This Is Good News for P Stock in 2017
Pandora Media Inc (NYSE:P) stock had quite a disappointing 2016. However, with the latest news about the company, it appears that there might be better days ahead in this new year, and some buoyancy may return to Pandora stock in 2017.
The Internet radio company announced on Thursday that it expects to exceed its fourth-quarter 2016 guidance on the back of increased subscriptions and advertising revenue. Moreover, the company has surpassed 4.3 million paid subscribers. The news pushed P stock higher by more than eight percent in pre-market trading.
CEO Tim Westergren said, “During the fourth quarter, we accelerated our core advertising business and saw strong improvements in adjusted EBITDA.” Westergren was confident that, now that the company’s strategy has been put in place, Pandora can expand its listener base, drive engagement, and deliver significant value to all the stakeholders. (Source: “Pandora Expects to Exceed Q4 2016 Guidance, Citing Subscription Momentum and RPM Growth,” Pandora Media Inc, January 12, 2017.)

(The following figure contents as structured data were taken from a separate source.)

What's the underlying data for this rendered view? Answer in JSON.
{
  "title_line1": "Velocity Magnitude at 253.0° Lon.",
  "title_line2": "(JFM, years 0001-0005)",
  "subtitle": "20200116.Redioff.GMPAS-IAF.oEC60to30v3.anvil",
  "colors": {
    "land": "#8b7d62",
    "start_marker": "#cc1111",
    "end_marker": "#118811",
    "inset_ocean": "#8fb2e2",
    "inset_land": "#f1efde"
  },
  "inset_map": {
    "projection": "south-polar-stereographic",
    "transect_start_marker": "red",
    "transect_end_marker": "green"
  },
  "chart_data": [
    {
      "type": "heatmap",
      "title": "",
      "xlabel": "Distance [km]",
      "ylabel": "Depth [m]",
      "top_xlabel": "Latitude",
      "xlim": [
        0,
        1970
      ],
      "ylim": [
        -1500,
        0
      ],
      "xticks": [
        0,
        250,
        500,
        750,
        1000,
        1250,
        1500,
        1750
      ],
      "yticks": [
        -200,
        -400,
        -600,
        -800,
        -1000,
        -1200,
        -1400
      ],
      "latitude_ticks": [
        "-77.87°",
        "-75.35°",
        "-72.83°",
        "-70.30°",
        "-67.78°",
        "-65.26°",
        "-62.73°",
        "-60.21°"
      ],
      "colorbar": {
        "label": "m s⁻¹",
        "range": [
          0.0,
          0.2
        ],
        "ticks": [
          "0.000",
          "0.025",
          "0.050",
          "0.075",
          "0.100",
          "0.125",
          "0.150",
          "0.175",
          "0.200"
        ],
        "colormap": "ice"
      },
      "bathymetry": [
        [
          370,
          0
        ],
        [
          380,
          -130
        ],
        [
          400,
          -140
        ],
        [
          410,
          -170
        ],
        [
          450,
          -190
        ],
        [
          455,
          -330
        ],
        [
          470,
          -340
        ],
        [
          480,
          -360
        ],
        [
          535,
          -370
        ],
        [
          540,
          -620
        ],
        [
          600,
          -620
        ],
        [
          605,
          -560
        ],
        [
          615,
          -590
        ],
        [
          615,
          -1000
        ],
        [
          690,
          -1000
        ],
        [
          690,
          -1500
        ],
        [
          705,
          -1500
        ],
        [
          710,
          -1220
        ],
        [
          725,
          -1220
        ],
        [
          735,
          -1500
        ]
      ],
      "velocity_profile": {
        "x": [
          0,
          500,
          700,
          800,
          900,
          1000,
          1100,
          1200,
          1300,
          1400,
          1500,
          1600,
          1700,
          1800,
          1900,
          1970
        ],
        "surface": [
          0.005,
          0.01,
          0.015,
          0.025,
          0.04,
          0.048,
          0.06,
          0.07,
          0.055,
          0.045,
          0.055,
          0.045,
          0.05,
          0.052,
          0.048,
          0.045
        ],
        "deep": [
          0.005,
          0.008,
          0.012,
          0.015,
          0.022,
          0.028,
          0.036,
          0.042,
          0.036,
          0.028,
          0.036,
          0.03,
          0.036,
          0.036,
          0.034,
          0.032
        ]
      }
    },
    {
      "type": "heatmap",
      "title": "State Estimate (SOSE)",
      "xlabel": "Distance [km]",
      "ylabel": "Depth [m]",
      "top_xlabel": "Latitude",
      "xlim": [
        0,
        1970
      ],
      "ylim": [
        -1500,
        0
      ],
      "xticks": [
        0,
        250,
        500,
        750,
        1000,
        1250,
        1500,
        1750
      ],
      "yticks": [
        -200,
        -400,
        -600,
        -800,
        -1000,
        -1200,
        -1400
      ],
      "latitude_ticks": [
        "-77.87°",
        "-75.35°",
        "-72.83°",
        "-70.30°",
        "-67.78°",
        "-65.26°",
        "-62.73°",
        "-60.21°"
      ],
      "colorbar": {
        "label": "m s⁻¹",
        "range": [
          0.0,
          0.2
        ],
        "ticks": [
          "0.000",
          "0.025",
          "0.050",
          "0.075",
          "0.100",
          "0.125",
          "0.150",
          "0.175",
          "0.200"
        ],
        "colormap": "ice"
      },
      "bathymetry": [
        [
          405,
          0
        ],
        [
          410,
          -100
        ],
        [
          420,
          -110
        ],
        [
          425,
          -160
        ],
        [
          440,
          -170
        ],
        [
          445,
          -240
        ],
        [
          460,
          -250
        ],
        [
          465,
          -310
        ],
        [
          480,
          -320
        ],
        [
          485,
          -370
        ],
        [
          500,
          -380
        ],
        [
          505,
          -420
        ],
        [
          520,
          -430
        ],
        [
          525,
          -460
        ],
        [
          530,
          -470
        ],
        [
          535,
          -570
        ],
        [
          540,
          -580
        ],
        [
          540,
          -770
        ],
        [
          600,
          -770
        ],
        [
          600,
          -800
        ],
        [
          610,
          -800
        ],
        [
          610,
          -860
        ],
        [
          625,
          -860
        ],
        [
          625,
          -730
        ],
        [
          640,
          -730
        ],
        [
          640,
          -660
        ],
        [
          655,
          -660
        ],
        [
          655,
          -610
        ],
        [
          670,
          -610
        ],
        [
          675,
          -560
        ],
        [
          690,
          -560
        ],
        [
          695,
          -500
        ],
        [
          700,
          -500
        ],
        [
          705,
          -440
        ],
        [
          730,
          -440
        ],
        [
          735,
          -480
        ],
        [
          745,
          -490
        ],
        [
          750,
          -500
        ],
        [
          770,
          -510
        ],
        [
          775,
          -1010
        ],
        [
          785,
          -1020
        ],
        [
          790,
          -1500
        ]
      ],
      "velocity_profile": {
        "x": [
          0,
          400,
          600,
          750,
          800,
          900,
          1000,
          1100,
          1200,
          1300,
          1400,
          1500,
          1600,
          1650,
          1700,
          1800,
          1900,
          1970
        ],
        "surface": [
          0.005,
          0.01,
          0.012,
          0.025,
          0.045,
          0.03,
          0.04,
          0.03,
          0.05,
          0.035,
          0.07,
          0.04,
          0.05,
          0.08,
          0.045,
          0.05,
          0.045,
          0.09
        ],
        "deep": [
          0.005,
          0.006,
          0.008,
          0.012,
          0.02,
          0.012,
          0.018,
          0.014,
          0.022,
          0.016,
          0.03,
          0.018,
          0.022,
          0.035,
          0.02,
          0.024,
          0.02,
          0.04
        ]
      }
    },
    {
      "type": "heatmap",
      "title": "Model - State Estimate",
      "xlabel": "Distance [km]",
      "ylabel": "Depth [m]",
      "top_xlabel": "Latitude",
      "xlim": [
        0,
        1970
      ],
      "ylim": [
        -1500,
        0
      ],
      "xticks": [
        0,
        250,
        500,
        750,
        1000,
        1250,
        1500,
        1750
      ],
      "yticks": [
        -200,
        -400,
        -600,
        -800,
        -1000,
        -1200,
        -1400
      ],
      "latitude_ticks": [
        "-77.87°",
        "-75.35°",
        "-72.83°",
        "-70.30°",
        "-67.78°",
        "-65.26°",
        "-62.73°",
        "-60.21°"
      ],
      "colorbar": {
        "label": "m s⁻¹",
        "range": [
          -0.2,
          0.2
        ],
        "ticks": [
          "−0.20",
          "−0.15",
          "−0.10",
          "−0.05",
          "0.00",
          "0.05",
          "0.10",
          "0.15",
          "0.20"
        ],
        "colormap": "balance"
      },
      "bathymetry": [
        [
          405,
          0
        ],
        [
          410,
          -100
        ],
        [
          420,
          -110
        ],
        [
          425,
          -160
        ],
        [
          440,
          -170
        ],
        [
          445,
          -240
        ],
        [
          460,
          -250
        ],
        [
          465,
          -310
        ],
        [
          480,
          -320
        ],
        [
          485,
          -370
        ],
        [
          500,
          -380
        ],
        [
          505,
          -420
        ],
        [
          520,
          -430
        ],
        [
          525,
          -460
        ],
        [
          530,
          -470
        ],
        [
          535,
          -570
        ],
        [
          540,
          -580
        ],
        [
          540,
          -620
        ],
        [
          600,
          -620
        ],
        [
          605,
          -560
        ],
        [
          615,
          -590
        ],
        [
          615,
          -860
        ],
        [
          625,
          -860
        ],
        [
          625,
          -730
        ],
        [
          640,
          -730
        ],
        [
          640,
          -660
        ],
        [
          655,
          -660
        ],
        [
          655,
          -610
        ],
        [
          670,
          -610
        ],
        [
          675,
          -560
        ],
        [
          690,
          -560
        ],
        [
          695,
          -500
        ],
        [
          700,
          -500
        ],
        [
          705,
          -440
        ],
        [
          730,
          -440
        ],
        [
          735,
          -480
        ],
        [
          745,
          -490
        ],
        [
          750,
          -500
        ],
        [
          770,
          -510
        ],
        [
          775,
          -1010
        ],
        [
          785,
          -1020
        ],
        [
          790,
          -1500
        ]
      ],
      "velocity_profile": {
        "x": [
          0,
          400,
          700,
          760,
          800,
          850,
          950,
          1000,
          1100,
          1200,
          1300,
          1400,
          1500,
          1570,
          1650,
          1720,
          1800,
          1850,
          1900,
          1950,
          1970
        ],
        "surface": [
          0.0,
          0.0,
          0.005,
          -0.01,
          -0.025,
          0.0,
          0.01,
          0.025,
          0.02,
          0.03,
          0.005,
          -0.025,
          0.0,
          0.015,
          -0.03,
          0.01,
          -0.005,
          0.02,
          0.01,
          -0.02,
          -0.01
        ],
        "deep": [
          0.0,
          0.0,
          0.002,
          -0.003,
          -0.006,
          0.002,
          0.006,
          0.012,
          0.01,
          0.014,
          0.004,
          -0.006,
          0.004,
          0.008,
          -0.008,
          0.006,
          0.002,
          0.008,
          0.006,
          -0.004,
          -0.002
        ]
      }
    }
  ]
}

Pandora had entered into direct deals with music labels and publishers and introduced “Pandora Plus” that included new features. By the end of December 2016, Pandora Plus had generated more than 375,000 net new subscribers.
The company is excited by the response to the enhancements on the service and believes that listeners will love “Pandora Premium,” to be introduced later this quarter. This is music to the ears of investors, and is likely to take P stock higher.
The company is also planning to cut jobs in the U.S. by about seven percent by the end of Q1, to bring down total operating costs in 2017. Reduction in costs will allow the company to invest more in product development and help in enhancing monetization, which will strengthen the foundation of its strategic investments.
Investors are looking forward to February 9, when Pandora will report its Q4 and full-year results,. The current optimism appears good for Pandora stock.